New York Online Casinos Supported by Lawmakers in Open Letter
A pair of influential New York lawmakers at the state capitol (pictured) have this week penned an open letter in support of legalizing online casinos in New York.
State Senator Joseph Addabbo and Assemblyman J. Gary Pretlow wrote an op-ed for City & State New York in which they outlined the reasons they want online casinos in the Empire State.
Their main argument rests on the hefty state budget deficit expected for 2024, which the state comptroller has predicted as potentially $4.3 billion in the red. The pair want online casino taxes to fill some of this gap, as the market has the potential to outstrip the proven success of New York sports betting, which has already paid over $1 billion to the state in taxes since legalizing.
“We are working on legislation to authorize iGaming and iLottery in New York, and we are optimistic that this session, we can turn it into law,” Addabbo and Pretlow wrote in the letter.
“The bill uses the same framework in place for mobile sports betting, allowing consumers to safely play in a legal and regulated market while generating a projected $1 billion annually for New York, above and beyond what the state already receives from mobile sports betting.”
Addressing Deficits Through Casino Taxes
New York’s budget deficit, projected to exceed $9 billion in 2025, presents a formidable challenge. Addabbo and Pretlow argue that legalizing online casinos and lottery gaming could effectively double the revenue already generated from online sports betting, thereby significantly mitigating the shortfall.

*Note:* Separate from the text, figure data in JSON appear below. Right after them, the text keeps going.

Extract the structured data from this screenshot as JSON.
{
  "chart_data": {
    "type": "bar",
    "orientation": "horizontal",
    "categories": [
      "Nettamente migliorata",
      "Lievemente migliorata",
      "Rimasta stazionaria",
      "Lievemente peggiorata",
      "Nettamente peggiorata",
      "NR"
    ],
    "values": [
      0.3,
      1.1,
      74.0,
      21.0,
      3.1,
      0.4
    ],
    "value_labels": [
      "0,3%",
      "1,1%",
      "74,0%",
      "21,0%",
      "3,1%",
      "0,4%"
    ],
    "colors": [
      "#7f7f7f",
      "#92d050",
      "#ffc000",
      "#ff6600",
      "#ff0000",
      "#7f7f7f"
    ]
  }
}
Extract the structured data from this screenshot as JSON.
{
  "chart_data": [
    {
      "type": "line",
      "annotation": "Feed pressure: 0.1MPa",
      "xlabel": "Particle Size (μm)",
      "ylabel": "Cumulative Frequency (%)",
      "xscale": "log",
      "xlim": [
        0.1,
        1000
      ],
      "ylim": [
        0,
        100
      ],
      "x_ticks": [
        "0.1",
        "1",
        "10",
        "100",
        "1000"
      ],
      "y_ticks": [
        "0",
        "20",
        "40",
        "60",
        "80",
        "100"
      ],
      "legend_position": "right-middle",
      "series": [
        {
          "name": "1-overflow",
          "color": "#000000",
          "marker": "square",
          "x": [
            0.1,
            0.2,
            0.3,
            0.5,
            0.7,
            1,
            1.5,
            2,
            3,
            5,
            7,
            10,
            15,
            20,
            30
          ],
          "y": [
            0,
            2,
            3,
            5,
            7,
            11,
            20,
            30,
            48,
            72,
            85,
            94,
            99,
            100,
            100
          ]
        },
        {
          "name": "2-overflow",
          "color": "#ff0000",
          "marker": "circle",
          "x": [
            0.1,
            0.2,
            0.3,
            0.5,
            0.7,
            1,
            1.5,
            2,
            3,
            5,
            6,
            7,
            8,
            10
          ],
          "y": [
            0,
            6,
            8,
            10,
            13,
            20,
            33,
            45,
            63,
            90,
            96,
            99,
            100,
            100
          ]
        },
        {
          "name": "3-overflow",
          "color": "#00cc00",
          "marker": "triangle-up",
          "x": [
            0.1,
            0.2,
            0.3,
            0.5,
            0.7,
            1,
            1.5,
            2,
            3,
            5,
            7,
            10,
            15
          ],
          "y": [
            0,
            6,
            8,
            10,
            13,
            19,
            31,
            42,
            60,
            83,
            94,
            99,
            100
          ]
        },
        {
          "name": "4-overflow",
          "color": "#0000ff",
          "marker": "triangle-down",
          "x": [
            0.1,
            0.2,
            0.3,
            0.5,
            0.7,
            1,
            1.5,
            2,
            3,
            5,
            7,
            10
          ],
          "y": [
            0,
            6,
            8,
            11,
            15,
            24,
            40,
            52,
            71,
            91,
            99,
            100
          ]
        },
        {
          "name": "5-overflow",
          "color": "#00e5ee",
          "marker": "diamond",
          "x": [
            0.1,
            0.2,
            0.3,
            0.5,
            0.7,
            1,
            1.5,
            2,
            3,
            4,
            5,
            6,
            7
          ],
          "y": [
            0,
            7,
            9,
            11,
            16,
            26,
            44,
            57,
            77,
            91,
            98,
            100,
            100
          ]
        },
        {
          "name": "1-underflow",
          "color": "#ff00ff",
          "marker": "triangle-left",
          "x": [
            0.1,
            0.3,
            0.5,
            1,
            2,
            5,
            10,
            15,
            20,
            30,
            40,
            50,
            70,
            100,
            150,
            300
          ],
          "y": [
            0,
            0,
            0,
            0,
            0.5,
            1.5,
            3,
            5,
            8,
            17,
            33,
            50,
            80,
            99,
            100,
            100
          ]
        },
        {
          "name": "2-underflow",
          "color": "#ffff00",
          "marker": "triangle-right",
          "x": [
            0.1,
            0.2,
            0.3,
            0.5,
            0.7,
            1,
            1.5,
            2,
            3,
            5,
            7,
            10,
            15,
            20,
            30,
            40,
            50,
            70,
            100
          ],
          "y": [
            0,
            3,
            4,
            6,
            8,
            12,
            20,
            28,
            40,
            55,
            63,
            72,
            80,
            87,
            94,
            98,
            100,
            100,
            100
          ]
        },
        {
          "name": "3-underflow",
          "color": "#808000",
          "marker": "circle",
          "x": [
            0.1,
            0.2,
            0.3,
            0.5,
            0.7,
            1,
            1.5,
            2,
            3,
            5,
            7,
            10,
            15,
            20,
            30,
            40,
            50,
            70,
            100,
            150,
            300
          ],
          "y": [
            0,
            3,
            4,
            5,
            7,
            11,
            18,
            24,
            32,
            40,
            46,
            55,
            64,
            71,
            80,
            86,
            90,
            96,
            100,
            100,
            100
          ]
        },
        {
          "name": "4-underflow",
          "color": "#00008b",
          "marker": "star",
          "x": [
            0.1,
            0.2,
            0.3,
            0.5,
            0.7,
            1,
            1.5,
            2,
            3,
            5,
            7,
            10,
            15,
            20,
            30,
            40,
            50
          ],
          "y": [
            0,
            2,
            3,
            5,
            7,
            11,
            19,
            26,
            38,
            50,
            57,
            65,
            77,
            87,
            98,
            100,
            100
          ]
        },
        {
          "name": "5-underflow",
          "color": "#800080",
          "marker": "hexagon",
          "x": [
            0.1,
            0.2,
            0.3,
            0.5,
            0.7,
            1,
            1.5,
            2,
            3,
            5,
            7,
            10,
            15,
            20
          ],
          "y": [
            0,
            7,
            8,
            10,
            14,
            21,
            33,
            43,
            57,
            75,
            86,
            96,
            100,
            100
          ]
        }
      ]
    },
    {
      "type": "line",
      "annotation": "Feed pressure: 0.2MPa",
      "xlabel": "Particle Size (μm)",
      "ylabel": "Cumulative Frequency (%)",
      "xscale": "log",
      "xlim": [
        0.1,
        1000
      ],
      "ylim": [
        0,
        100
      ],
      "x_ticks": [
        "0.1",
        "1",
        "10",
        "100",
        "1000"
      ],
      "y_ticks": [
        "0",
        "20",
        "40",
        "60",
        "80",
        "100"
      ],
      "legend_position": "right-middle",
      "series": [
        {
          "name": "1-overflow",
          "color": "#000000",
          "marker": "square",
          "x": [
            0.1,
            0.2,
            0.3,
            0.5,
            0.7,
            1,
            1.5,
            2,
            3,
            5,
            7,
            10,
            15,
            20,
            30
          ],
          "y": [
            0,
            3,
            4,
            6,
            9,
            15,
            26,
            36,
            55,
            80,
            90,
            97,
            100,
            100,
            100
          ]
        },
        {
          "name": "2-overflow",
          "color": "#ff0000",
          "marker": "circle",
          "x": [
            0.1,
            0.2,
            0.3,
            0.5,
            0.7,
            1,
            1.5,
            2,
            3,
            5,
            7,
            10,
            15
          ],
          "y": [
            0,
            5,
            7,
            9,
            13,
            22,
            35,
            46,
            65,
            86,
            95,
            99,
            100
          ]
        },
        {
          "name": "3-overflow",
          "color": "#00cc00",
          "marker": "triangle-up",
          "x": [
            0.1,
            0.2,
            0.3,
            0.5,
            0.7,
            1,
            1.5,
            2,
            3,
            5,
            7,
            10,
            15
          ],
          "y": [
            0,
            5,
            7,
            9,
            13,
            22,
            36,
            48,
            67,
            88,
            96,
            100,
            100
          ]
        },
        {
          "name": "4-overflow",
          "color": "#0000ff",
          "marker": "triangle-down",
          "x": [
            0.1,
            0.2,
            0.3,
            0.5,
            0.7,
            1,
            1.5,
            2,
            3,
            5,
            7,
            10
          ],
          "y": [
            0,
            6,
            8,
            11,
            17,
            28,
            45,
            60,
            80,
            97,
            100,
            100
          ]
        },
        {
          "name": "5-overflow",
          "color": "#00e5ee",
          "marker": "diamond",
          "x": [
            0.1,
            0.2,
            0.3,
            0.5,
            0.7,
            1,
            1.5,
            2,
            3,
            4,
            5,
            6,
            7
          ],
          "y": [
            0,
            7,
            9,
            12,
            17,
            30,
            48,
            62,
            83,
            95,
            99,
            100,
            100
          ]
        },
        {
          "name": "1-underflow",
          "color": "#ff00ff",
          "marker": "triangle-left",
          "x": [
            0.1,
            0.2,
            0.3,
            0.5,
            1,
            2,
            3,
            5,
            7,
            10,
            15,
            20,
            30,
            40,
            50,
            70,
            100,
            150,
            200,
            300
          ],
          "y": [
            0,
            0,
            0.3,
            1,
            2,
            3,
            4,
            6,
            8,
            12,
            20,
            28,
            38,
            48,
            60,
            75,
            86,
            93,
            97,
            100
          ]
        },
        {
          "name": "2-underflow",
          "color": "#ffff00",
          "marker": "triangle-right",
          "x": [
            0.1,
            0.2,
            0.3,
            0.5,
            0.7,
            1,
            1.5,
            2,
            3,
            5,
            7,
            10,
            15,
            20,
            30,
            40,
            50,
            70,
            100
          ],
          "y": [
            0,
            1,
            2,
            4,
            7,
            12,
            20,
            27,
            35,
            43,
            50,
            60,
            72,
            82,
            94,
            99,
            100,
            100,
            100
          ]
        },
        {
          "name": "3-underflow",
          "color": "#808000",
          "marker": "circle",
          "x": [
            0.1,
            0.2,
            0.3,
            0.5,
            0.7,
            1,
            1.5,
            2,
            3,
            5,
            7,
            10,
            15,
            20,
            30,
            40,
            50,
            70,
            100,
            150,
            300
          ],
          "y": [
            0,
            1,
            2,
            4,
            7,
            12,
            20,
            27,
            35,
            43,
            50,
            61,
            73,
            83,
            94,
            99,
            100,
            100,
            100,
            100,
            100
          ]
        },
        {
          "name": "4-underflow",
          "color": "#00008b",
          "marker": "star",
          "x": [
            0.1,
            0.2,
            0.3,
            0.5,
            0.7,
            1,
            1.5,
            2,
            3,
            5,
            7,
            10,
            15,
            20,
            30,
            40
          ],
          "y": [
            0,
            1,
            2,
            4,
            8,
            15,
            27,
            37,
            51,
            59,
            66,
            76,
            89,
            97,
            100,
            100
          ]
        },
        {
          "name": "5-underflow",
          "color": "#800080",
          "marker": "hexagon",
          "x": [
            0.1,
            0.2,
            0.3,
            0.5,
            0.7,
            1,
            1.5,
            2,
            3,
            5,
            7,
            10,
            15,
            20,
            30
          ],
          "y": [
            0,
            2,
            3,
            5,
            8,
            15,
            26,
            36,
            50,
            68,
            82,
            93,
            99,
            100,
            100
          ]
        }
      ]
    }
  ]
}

This proposal comes at a critical juncture, with COVID-era funding from the federal government expiring.
“At a time of fiscal distress for our state, we cannot continue to allow hundreds of millions of dollars to be funneled into neighboring states or into the pockets of disreputable companies – particularly when those funds could be used to further bolster funding for public schools or other worthy services,” the lawmakers wrote.
Online casinos in New Jersey, the biggest currently legal iGaming market, saw operators generate a gross gaming revenue of $1.66 billion in 2022, on which they paid $250 million in taxes. That far surpassed New Jersey sports betting revenues on both metrics over the same period.
On the other hand, New York’s online sportsbooks recently had a record October for handle, receiving slightly more than $2 billion in total wagers. That resulted in $84.8 million in taxes for the state out of $688 million in revenue so far this year.
If online casinos can outpace sports betting at the same rate as in neighboring New Jersey, then the total yearly tax take could easily hit the $1 billion projected by Addabbo and Pretlow.
A New York online lottery could also contribute, as they are usually more involved with the state and have a higher tax rate. Lottery courier services like Jackpot.com already operate in New York anyway, offering people proxy online lottery services. So if it was fully legalized, the state would then be getting a slice of that pie.
Ensuring Balance but Changes Needed
The two New York lawmakers also preemptively countered one of the usual criticisms of introducing online casinos – that they will cannibalize revenue from existing land-based casinos in states that legalize.
“All reports indicate that these states are seeing a net increase in tax revenue from these activities, with no detrimental effects on brick-and-mortar businesses, such as casinos and convenience stores that sell lottery tickets,” they wrote.
On that front, the limited amount of studies do generally support that revenues in states with online and land-based casinos generally rise together.
However, some studies do contradict that, such as a recent study by Indiana’s Office of Fiscal and Management Analysis.
“Studies have concluded that up to 30% of new online gaming revenues are displaced from existing casino revenues. This figure could be higher for a saturated market like Indiana,” the office said in a review that helped sink a 2023 bill aiming for online casinos in Indiana.
The impact of online casinos on physical casino workforces should also be considered. Although market revenue and taxes may rise, some operators may cut back on their physical presence at a time when U.S. casino workers’ unions have been increasingly active.
All New for New York
Regardless of the outcome of the online casino debate, the Empire State stands at the precipice of a significant change in its gambling landscape in several other ways going into 2024.
There are also dozens of giant casino operators and billionaire investors racing for three upcoming licenses to develop downstate New York casinos. Big-name competitors include MGM International, Caesars Entertainment and Jay-Z, New York Mets owner Steve Cohen and Hard Rock, and Las Vegas Sands with a planned casino in Long Island.